Employment Law Briefings
California Supreme Court Provides New Guidance on Enforceability of Employment Arbitration Agreements
In Gentry v. Superior Court (Circuit City Stores), the California Supreme Court continued its recent pattern of preferring class-based relief over individual actions, even in the face of private agreements to forego class arbitration. After Gentry, most such agreements will be unenforceable. The court's opinion also is instructive on how employers can ensure that their arbitration agreements are not held to be procedurally unconscionable.
The plaintiff in Gentry filed a class action lawsuit alleging that he and other salaried customer service managers had been misclassified as exempt employees and were therefore owed overtime wages. He also asserted that various provisions of his employer's arbitration were unconscionable and thus unenforceable. The primary issue in the case was the applicability of a provision of the arbitration agreement (the class waiver) that specifically forbade classwide arbitration and any form of litigation for resolving disputes arising out of the employment relationship. Focusing largely on the societal importance of overtime laws and the relatively low socioeconomic status of the workers who most need those laws' protections, the court framed the principal issue as whether the class waiver would undermine enforcement of plaintiffs' unwaivable statutory rights.

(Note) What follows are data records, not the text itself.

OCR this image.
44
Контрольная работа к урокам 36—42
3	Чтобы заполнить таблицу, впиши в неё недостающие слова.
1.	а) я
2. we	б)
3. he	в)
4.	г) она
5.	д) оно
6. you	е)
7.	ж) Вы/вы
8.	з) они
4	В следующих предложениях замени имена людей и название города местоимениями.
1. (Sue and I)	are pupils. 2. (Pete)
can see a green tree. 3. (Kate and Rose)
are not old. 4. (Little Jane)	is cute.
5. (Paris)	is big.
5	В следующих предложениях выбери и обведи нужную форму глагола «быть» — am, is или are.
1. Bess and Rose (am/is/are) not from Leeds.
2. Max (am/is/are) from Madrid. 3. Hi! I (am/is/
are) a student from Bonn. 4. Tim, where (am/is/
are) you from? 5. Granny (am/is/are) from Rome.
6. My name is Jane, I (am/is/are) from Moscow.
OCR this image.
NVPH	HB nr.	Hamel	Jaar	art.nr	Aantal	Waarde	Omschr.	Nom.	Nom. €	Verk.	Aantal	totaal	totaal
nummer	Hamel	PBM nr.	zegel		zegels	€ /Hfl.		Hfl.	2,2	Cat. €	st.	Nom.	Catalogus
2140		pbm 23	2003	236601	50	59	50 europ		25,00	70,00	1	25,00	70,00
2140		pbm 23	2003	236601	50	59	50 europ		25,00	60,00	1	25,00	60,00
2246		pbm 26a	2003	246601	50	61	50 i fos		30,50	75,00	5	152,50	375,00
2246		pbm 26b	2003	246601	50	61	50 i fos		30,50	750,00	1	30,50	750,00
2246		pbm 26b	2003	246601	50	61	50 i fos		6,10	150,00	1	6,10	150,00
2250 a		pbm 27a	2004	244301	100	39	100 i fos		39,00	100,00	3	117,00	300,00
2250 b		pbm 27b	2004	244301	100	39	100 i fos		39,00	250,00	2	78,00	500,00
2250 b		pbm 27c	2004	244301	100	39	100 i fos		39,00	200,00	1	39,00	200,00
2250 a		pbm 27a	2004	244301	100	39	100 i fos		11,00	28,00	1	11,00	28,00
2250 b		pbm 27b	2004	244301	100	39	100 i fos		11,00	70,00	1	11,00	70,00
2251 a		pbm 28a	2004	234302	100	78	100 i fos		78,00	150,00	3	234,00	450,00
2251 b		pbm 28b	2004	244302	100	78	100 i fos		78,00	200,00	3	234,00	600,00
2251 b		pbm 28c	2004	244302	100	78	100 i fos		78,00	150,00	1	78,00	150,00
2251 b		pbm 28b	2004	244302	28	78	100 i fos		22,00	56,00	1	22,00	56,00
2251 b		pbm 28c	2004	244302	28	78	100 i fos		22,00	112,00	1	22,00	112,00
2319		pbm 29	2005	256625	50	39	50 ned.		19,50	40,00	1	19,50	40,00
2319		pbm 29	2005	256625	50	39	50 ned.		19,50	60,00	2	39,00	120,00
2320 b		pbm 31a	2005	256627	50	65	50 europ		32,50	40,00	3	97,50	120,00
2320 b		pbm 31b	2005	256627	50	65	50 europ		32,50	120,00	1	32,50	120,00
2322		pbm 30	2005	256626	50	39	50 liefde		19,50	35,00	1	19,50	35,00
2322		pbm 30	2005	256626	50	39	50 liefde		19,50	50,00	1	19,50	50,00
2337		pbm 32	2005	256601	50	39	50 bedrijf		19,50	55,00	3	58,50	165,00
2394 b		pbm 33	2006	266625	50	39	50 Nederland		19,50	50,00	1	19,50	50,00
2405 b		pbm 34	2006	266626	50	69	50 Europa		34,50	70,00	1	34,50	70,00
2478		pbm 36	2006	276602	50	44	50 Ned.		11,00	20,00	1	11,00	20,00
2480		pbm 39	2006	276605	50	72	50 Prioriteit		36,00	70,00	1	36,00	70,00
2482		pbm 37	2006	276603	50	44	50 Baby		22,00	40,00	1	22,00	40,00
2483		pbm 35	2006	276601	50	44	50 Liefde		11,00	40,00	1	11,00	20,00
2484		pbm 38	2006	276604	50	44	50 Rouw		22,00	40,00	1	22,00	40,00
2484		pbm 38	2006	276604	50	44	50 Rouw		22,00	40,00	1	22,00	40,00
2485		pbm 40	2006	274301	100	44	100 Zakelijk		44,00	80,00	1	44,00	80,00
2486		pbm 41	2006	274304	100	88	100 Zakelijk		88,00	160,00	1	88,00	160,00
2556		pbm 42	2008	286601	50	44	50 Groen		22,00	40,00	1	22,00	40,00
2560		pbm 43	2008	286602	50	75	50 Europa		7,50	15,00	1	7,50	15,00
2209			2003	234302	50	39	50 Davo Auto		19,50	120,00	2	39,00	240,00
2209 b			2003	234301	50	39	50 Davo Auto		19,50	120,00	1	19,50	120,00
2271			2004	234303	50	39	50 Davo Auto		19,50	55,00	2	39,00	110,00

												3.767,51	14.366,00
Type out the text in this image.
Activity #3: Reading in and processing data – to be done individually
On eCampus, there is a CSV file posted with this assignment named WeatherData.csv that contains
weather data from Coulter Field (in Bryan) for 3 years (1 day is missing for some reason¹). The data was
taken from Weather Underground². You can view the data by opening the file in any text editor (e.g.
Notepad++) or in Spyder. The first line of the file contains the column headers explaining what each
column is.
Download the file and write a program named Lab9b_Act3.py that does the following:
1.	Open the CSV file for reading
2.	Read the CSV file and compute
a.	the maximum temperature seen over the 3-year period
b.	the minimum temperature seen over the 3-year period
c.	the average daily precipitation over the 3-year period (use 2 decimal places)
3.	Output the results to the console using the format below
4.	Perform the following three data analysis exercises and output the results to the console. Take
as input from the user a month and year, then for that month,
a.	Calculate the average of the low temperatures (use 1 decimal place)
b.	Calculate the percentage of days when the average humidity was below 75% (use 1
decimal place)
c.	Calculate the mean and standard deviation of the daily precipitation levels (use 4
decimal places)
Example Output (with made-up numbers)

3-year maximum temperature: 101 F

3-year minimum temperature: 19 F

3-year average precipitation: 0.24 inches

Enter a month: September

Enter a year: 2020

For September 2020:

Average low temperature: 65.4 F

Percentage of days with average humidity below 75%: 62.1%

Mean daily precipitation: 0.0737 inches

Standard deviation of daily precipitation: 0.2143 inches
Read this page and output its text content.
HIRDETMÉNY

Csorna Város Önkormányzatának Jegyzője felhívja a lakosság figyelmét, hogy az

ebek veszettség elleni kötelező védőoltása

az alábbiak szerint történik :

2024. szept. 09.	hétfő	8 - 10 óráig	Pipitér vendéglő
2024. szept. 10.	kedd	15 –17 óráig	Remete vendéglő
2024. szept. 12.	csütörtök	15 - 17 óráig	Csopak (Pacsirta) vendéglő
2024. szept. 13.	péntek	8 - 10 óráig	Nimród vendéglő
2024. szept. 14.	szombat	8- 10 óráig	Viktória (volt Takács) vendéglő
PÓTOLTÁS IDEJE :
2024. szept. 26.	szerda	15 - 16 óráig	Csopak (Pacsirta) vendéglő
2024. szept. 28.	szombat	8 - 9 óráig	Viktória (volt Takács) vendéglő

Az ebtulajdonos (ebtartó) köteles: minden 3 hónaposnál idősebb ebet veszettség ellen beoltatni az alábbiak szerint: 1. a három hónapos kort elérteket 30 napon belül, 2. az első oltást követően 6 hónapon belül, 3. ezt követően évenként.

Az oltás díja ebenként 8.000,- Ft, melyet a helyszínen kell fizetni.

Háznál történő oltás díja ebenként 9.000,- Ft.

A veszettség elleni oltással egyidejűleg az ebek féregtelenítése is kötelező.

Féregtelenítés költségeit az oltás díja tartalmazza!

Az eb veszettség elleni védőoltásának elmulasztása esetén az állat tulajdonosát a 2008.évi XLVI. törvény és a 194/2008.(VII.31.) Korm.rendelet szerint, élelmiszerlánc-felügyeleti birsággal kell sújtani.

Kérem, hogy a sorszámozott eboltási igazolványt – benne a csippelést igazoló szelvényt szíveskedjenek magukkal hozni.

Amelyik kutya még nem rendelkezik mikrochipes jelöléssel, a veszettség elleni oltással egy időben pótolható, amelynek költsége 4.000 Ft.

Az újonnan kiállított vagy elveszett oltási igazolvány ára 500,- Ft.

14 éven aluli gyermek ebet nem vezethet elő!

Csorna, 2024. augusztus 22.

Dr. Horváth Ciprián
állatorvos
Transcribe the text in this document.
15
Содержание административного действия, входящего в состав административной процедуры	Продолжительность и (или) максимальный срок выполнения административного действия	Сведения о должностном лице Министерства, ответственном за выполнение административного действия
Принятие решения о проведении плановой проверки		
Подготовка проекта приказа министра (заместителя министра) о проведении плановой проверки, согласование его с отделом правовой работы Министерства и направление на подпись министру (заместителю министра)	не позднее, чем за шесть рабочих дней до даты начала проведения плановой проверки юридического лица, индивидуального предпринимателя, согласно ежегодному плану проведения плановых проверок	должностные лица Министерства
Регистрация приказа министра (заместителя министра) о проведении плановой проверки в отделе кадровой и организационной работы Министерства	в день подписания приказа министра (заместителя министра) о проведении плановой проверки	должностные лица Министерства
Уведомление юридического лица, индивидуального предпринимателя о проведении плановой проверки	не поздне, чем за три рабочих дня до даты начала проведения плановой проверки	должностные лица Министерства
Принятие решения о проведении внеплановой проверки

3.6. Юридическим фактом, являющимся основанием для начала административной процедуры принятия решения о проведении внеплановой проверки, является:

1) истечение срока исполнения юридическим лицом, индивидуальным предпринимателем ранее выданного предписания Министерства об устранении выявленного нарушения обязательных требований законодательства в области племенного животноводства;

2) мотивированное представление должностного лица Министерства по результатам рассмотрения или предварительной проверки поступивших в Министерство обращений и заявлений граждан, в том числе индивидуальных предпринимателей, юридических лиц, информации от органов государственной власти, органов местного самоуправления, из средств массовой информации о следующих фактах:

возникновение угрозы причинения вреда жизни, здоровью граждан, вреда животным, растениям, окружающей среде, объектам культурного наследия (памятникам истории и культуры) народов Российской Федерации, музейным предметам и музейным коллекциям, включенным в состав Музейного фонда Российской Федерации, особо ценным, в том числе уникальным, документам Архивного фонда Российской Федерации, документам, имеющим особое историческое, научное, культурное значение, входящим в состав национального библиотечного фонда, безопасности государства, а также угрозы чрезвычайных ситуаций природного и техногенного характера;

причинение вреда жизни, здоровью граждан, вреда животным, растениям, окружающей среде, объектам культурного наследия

New Test Will Invalidate Most Class Waivers
While not categorically stating that such class waivers are always unenforceable, the court created a test that will almost certainly invalidate any challenged class waiver in an employment arbitration agreement. Specifically, the court held that when an employer allegedly has systematically denied overtime pay to a class of employees, and a plaintiff has requested a class action, the trial court must consider: the modest size of a potential individual recovery; the possibility that class members would be retaliated against if they sought relief individually; the "fact" that absent members of the class may be ill-informed about their rights; and "other real world obstacles" to the vindication of class members' rights through individual arbitration. If the court finds, based on these factors, that class arbitration is likely to be a significantly more effective means of comprehensively enforcing employees' rights, it must invalidate the class waiver.
Making it even less likely that class waivers will be upheld is the court's direction that trial courts determining whether to enforce a class waiver should apply essentially the same analysis as when deciding whether to certify a class for litigation. Thus, for all practical purposes, the trial court will engage in the same inquiries as it would if no class waiver were involved. Moreover, the Gentry court held that where a class waiver is unenforceable, the plaintiff may proceed with either class arbitration or class action litigation.
Avoiding a Finding of Procedural Unconscionability
In deciding the second issue - whether the arbitration agreement as a whole was unenforceable - the Gentry court provided valuable guidance on how to avoid a finding that an arbitration agreement is procedurally unconscionable. Avoiding such a finding greatly increases the probability that a contract will be enforced because a court will not scrutinize the fairness of the substantive terms of an agreement that has no element of procedural unconscionability.
At issue in Gentry was Circuit City's Dispute Resolution Rules and Procedures, which provided employees several options for resolving conflicts. Employees who entered into the voluntary arbitration agreement were allowed 30 days to change their minds and opt out. Further, the Rules and Procedures described some of the key differences between litigation and arbitration, such as the lack of a right to a jury trial and the limited discovery available in arbitration.
Despite these factors, the court nonetheless held that the agreement was procedurally unconscionable for two reasons. First, the Rules and Procedures failed to emphasize some of the potential drawbacks of arbitration that were specific to Circuit City's agreement. For example, the agreement imposed a one-year statute of limitations and limited the available remedies. Although the documents given to employees did state those drawbacks, in the court's view it would not be reasonable to expect employees to possess the legal sophistication required to understand how much less favorable these terms were than those that would apply in court. Second, because the materials made clear that the employer strongly preferred arbitration to litigation, the court was skeptical that employees felt truly free to opt out of the agreement. Thus, the substantive provisions of the arbitration agreement would be subject to judicial scrutiny.
How to Protect Yourself
First, employers should be aware that after Gentry, class waivers in arbitration agreements are unlikely to be enforced. Thus, employers whose agreements include such waivers should carefully review them and consider whether other contract provisions may provide better options for limiting exposure. Second, employers can increase the odds that their arbitration agreements will be viewed as procedurally fair by clearly disclosing and explaining all the means by which their specific agreements may be less favorable to employees than litigation and by emphasizing that employees are truly free to opt out of the agreement and will not be penalized for doing so.